Marcin Mastalerek już kilkukrotnie zasłynął ze swoich kontrowersyjnych wypowiedzi. Tym razem szef gabinetu prezydenta postanowił opowiedzieć o tym, jak wyglądało zatrzymanie Mariusza Kamińskiego i Macieja Wąsika. Jak relacjonował, zatrzymanie polityków wywołało łzy u pracowniczek Pałacu Prezydenckiego.
- Po Mariusza Kamińskiego i Macieja Wąsika przyszło aż 14 funkcjonariuszy policji, swoim zachowaniem doprowadzili do płaczu kobiety, które pracują w Pałacu Prezydenckim – opowiadał w RMF FM.
Co więcej Marcin Mastalerek uznał, że funkcjonariusze już rano mieli dokonać zatrzymania, a niepowodzenie w tym zakresie było dla nich frustrujące, dlatego doszło do zatrzymania w takich okolicznościach.

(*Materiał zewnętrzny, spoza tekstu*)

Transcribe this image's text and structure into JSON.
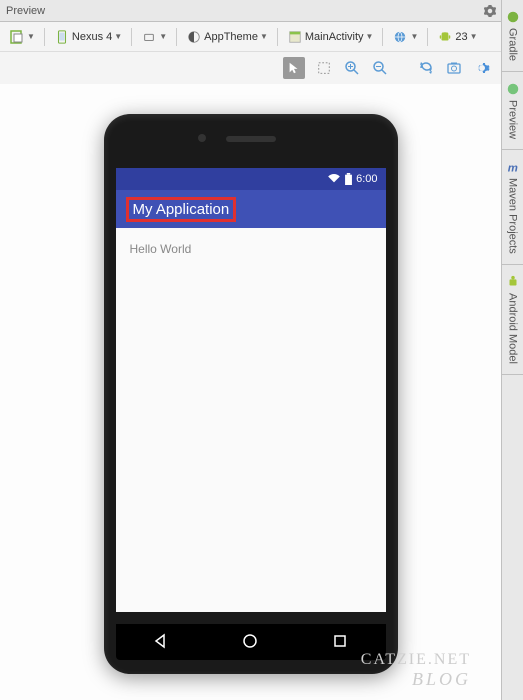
{
  "panel": {
    "title": "Preview"
  },
  "toolbar": {
    "device": "Nexus 4",
    "theme": "AppTheme",
    "activity": "MainActivity",
    "api_level": "23"
  },
  "side_tabs": {
    "gradle": "Gradle",
    "preview": "Preview",
    "maven": "Maven Projects",
    "android_model": "Android Model"
  },
  "app": {
    "status_time": "6:00",
    "title": "My Application",
    "body_text": "Hello World"
  },
  "watermark": {
    "line1": "CATZIE.NET",
    "line2": "BLOG"
  }
}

- Myślę, że policja była sfrustrowana, ponieważ nie udało jej się zatrzymać Mariusza Kamińskiego i Macieja Wąsika rano, stąd taka pokazówka – uznał.
Marcin Mastalerek odkreślał, że Andrzej duda jest bardzo przejętym losem polityków i ma plan działania w ich sprawie. Nie chce go ujawniać, by realizacja planu wyszła jak najlepiej. Szef gabinetu prezydenta zaznaczył, że ułaskawienie z 2015 roku nadal jest w mocy.